I hope we never show under that judge again... he was absolutely no fun and wasn't consistent with how he placed the goats at all. It would be pasterns one class, muscle to fat ratio the next... head shape the next and topline the next... He and one of the breeders were ticked off at each other almost the whole show... so that was quite awkward too.. 

Her top was the 1 and only reason he gave for placing Liberty 2nd to last... I was SO shocked!!!! The does in front were a lot worse otherwise!  I did not like that judge one bit...


----------



## toth boer goats (Jul 20, 2008)

I dislike judges that aren't fair, in which, it sounds like the case here. 

There are times, we get unlucky with certain judges. Hopefully, you won't run into that one again. Check all the shows for the judge line up. Then do a research on how he/ she judges and what the likes and dislikes are. Then you will know basically, how the goats will do, well sort of, LOL


----------



## Crossroads Boers (Feb 19, 2011)

I didn't know who was judging this show until we got there! For the ABGA shows it is easy to find out, but it wasn't posted anywhere who the judges would be for this show. So that can be a bummer some times. I have friends who scratch and don't come when they hear who is judging. I am starting to learn why! 
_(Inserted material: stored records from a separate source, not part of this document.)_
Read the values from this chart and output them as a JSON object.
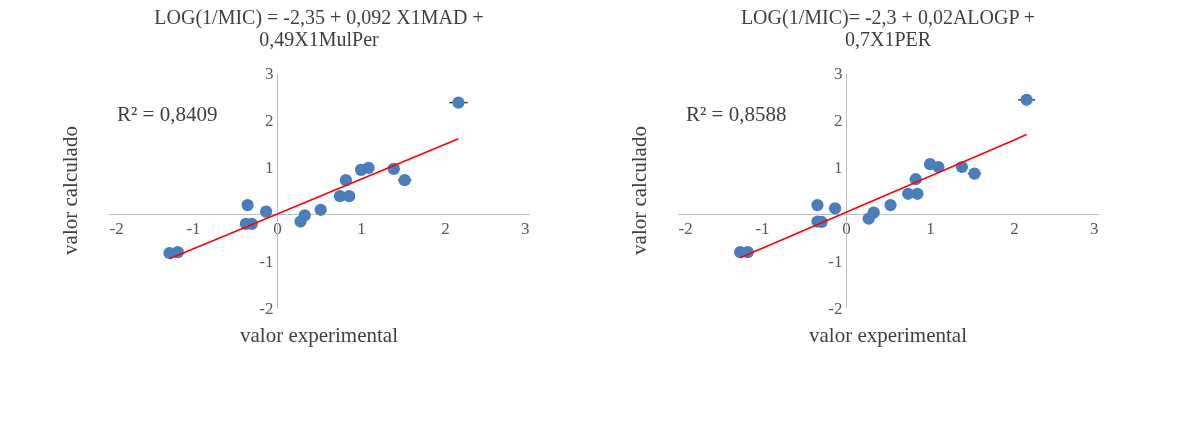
{
  "chart_data": [
    {
      "type": "scatter",
      "title": "LOG(1/MIC) = -2,35 + 0,092 X1MAD + 0,49X1MulPer",
      "xlabel": "valor experimental",
      "ylabel": "valor calculado",
      "annotations": [
        "R² = 0,8409"
      ],
      "xlim": [
        -2,
        3
      ],
      "ylim": [
        -2,
        3
      ],
      "xticks": [
        -2,
        -1,
        0,
        1,
        2,
        3
      ],
      "yticks": [
        -2,
        -1,
        1,
        2,
        3
      ],
      "series": [
        {
          "type": "scatter",
          "marker": "circle",
          "color": "#4a7ebb",
          "x": [
            -1.28,
            -1.18,
            -0.35,
            -0.37,
            -0.3,
            -0.13,
            0.28,
            0.33,
            0.52,
            0.75,
            0.86,
            0.82,
            1.0,
            1.09,
            1.39,
            1.52,
            2.16
          ],
          "values": [
            -0.83,
            -0.81,
            0.19,
            -0.21,
            -0.21,
            0.05,
            -0.16,
            -0.03,
            0.09,
            0.38,
            0.38,
            0.72,
            0.94,
            0.98,
            0.96,
            0.72,
            2.37
          ],
          "xerrors": [
            null,
            null,
            null,
            null,
            null,
            null,
            null,
            null,
            null,
            null,
            null,
            null,
            null,
            null,
            0.07,
            0.08,
            0.11
          ]
        },
        {
          "type": "line",
          "color": "#ff0000",
          "x": [
            -1.28,
            2.16
          ],
          "values": [
            -0.95,
            1.6
          ]
        }
      ]
    },
    {
      "type": "scatter",
      "title": "LOG(1/MIC)= -2,3 + 0,02ALOGP + 0,7X1PER",
      "xlabel": "valor experimental",
      "ylabel": "valor calculado",
      "annotations": [
        "R² = 0,8588"
      ],
      "xlim": [
        -2,
        3
      ],
      "ylim": [
        -2,
        3
      ],
      "xticks": [
        -2,
        -1,
        0,
        1,
        2,
        3
      ],
      "yticks": [
        -2,
        -1,
        1,
        2,
        3
      ],
      "series": [
        {
          "type": "scatter",
          "marker": "circle",
          "color": "#4a7ebb",
          "x": [
            -1.26,
            -1.17,
            -0.34,
            -0.34,
            -0.29,
            -0.13,
            0.27,
            0.33,
            0.53,
            0.74,
            0.85,
            0.83,
            1.0,
            1.1,
            1.38,
            1.53,
            2.15
          ],
          "values": [
            -0.81,
            -0.81,
            0.19,
            -0.16,
            -0.17,
            0.12,
            -0.1,
            0.03,
            0.19,
            0.43,
            0.43,
            0.74,
            1.06,
            1.0,
            1.0,
            0.86,
            2.43
          ],
          "xerrors": [
            null,
            null,
            null,
            null,
            null,
            null,
            null,
            null,
            null,
            null,
            null,
            null,
            null,
            null,
            0.07,
            0.08,
            0.1
          ]
        },
        {
          "type": "line",
          "color": "#ff0000",
          "x": [
            -1.26,
            2.15
          ],
          "values": [
            -0.93,
            1.69
          ]
        }
      ]
    }
  ]
}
By this time in our show career, I feel I know a lot of the judges fairly well. We're still meeting new ones here and there, but have had the same many times now. I know of two judges I don't like at all, well actually 3.  There are a few who are good judges, but are just not nice or friendly in general, which I don't like either. My very fav judge is Scott Pruitt. He is friendly, light and a great judge! Ron Dilley was a good judge too. Pat Hendrickson is great...


----------



## Frosty (Feb 13, 2010)

Good job. I still think Dazzle should take it all. Can't guess who my favorite is can ya.lol


----------



## Crossroads Boers (Feb 19, 2011)

Thanks Frosty.  Dazzle is pretty. She is so looooooooong!


----------



## toth boer goats (Jul 20, 2008)

I know what you mean Victoria. 



Love the pics


----------



## Crossroads Boers (Feb 19, 2011)

Thanks.


----------